I find it amazing that biblical scripture is debated as much as it is. Those who know me, know that I am incapable of Christian faith, or any religiously oriented faith really. It is simply a concept that is as unnatural to me as walking on water. So my guess is that many of you will waive off my views as unworthy for consideration, since they are already laced with that bias. However, I would still like to point out what debate on scripture looks like from my perspective. I intend to do by comparison to the show “Lost”.
In my house, we enjoy watching television. Prior to the show “Lost” ending, we had never watched a single episode of it. Recently, however, we decided to watch the entire 120 episodes from beginning to end on Netflix. Currently, we are at episode 96, I think, and we look forward to any opportunity we get to sit down and take in the next episode.

Anyone who knows the show, knows that it involves plane crashes, surviving, dying, being taken prisoner, being beaten mercilessly, inadvertently traveling through time, an evil black fog monster, and a whole host of situations that take enormous creative liberties in an effort to weave a storyline that doesn’t stagnate. All in all, the process is successful in keeping you coming back for more, or keeping us coming back for more anyways. However, one cannot help but to verbalize how certain parts of the story are just plain annoyingly unrealistic. My girlfriend and I have to remind each other that “you’re doing it again”, whenever one of us calls the show out for something so unrealistic that we couldn’t help but point it out. When this happens, we kiddingly make a finger swipe in the air, indicating that the other is getting another strike for complaining about an action in a fictional story, as if it is anything other than a fictional story.
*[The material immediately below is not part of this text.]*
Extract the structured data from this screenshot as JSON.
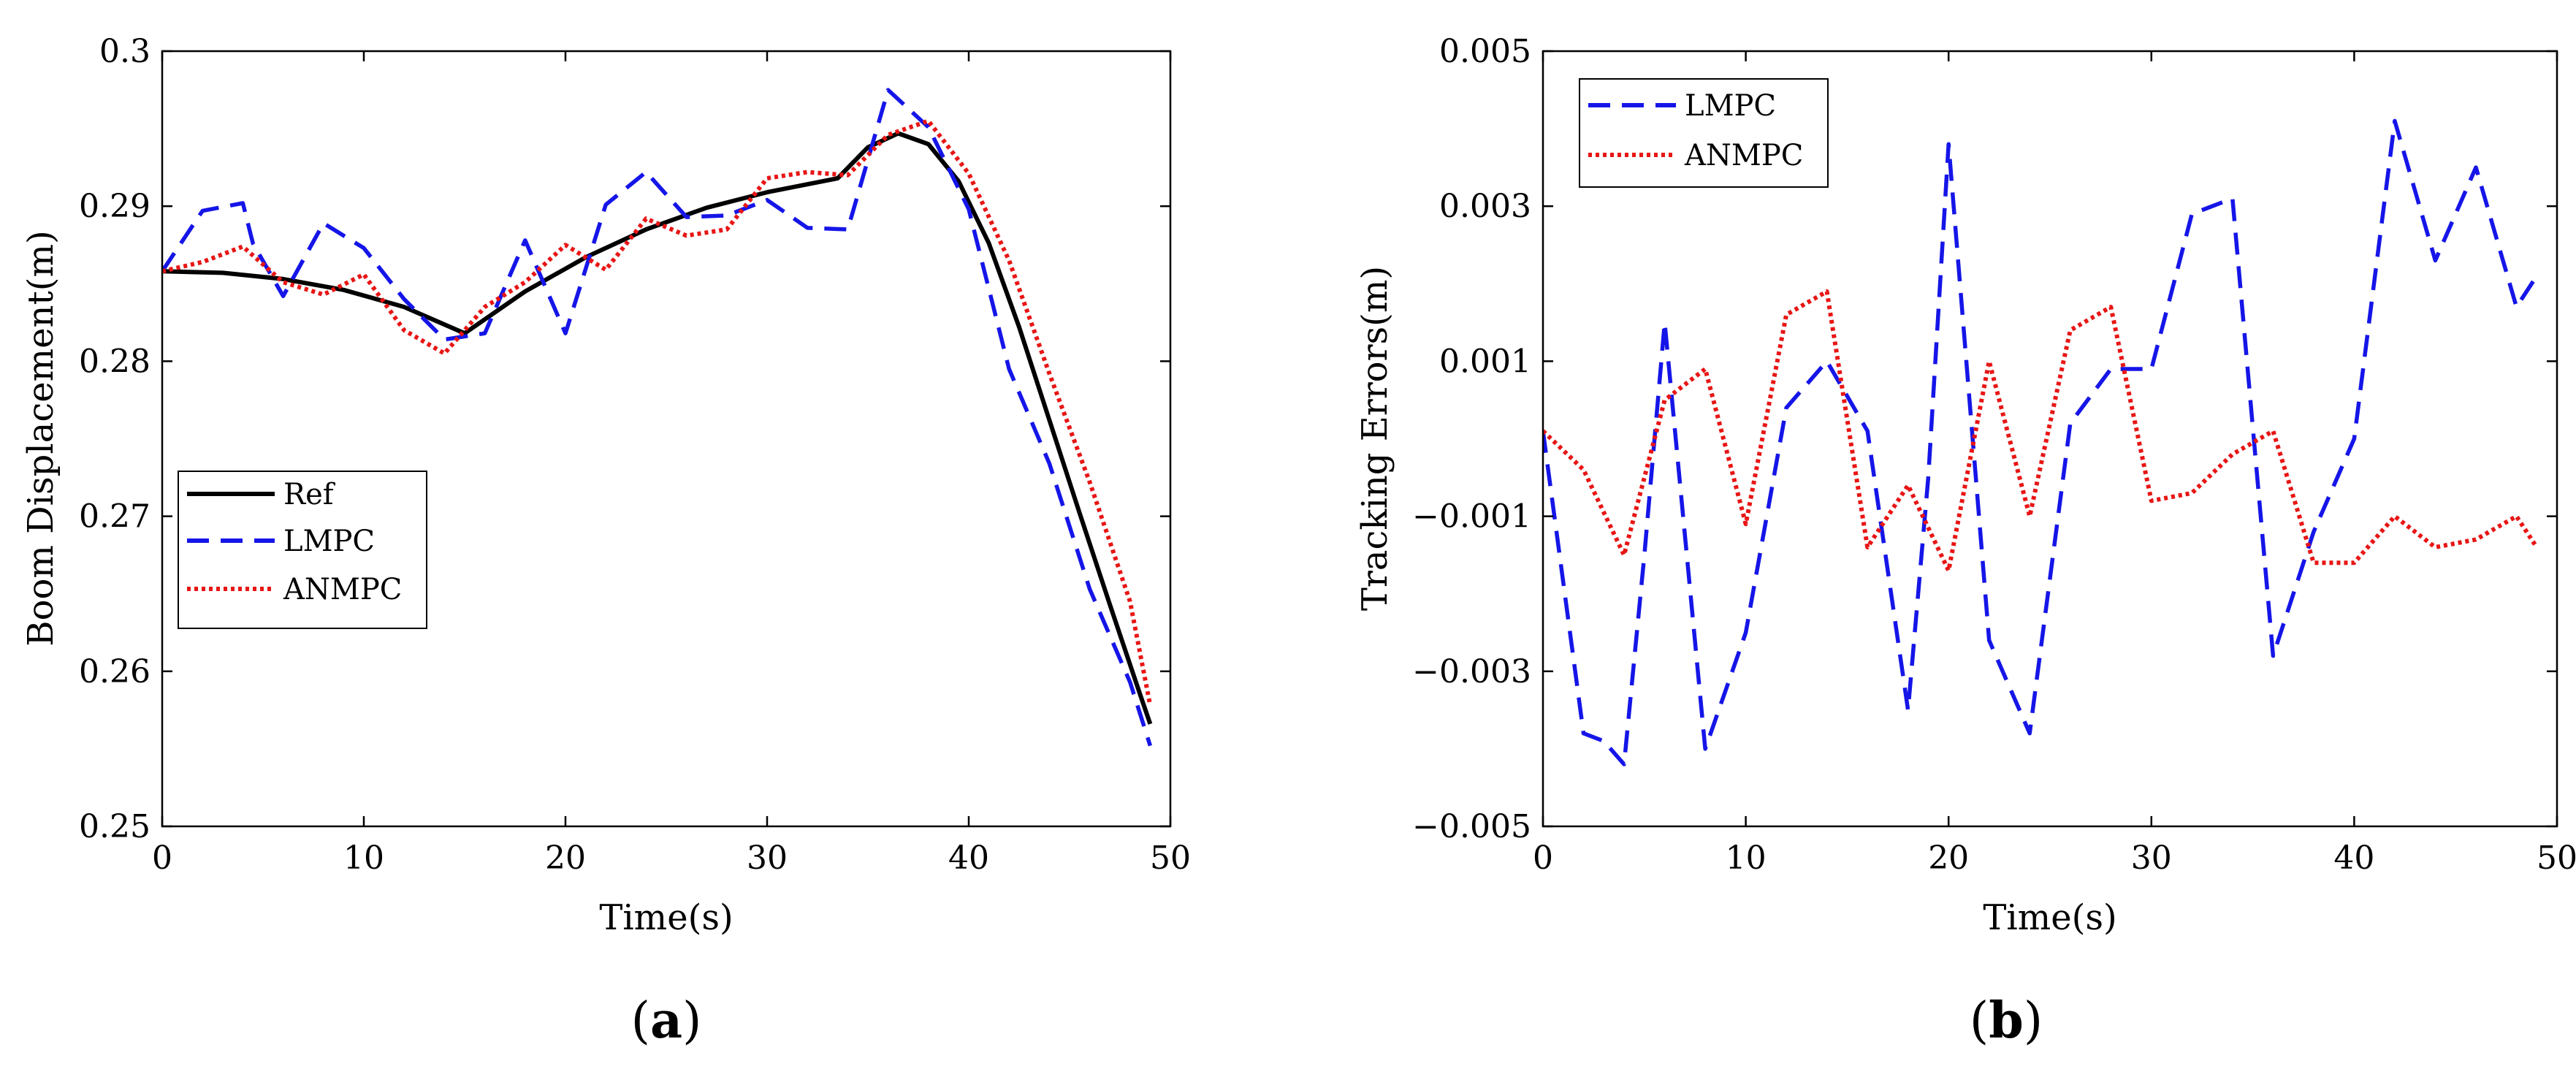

For instance, my annoyance comes anytime where someone knocks someone else out with a blow to the head. This happens all the time in the show, and it is usually done because the storyline simply needs for one the characters to all of the sudden be unconscious, so the other character(s) can do something that the other guy would have objected to, and thus redirect the storyline on another course. This actually happens often in film and television, but it happens a lot more in “Lost”. In reality, one would think that this is a seriously dangerous thing to do, especially to a friend – but in the show it seems like they do it all the time, and each time the victim wakes up a little groggy, but nonetheless perfectly fine, and most of the time not even that upset about it.
The point that I am trying to make here, is that debating these things is quite pointless. They have a purpose, and that purpose has much less to do with being realistic than it has to do with forcing a fictional story to go in an intended direction. So when I see intelligent people debating biblical scriptures that are so pointedly disconnected from reality, it just seems like such a laughable, pointless exercise … just like pointing out that the car chase in some block buster movie - where villains are shooting at each other while leaning out the windows and recklessly driving at high speeds through downtown mid-day traffic for ten minutes - couldn’t happen without at least one police car encountering them. The story would be hindered by reality, so reality is suspended to nurture a fictional tale that can go in any direction the writer wants it to go – BECAUSE IT’S FICTION. Yet, religion somehow has the ability to override this sensibility, and make otherwise intelligent people “lost” to the reality of what they are forcing themselves to accept.

I have had lengthy debates on newsvine with fundamentalists who go to great lengths, and by great lengths I mean light years, to make the story of Noah and the great flood plausible. This is both entertaining and exhausting. They will provide proof that water covered the earth with the discovery of sea shells on mountain tops, and completely dismiss plate tectonics. One of them claimed that the pairs of animals included pairs of people of every race from around the planet! Imagine that – a pair of people of every race had an urge to follow pairs of strange, foreign animals across continents, oceans, glaciers, canyons, mountains, etc., to find a foreigner who was doing something so ridiculous that even his peers mocked him. I would rather read the stories of THEIR travels, than the story of the guy who built the ark, as they surely had to involve more adventure and intrigue. The fundies will refuse to admit that the ark simply was not big enough to contain a pair of every animal, plus the other animals required to keep the group alive – particularly when you factor in how many more species there were back then that do not exist today due to extinction. I could go on and on and on about how many unrealistic aspects of just this one story that I have thoroughly vetted with people who would more than likely seem like perfectly normal, thinking people on just about any other topic than biblical scripture.
But, alas, it is a pointless exercise. Swiping my finger in the air.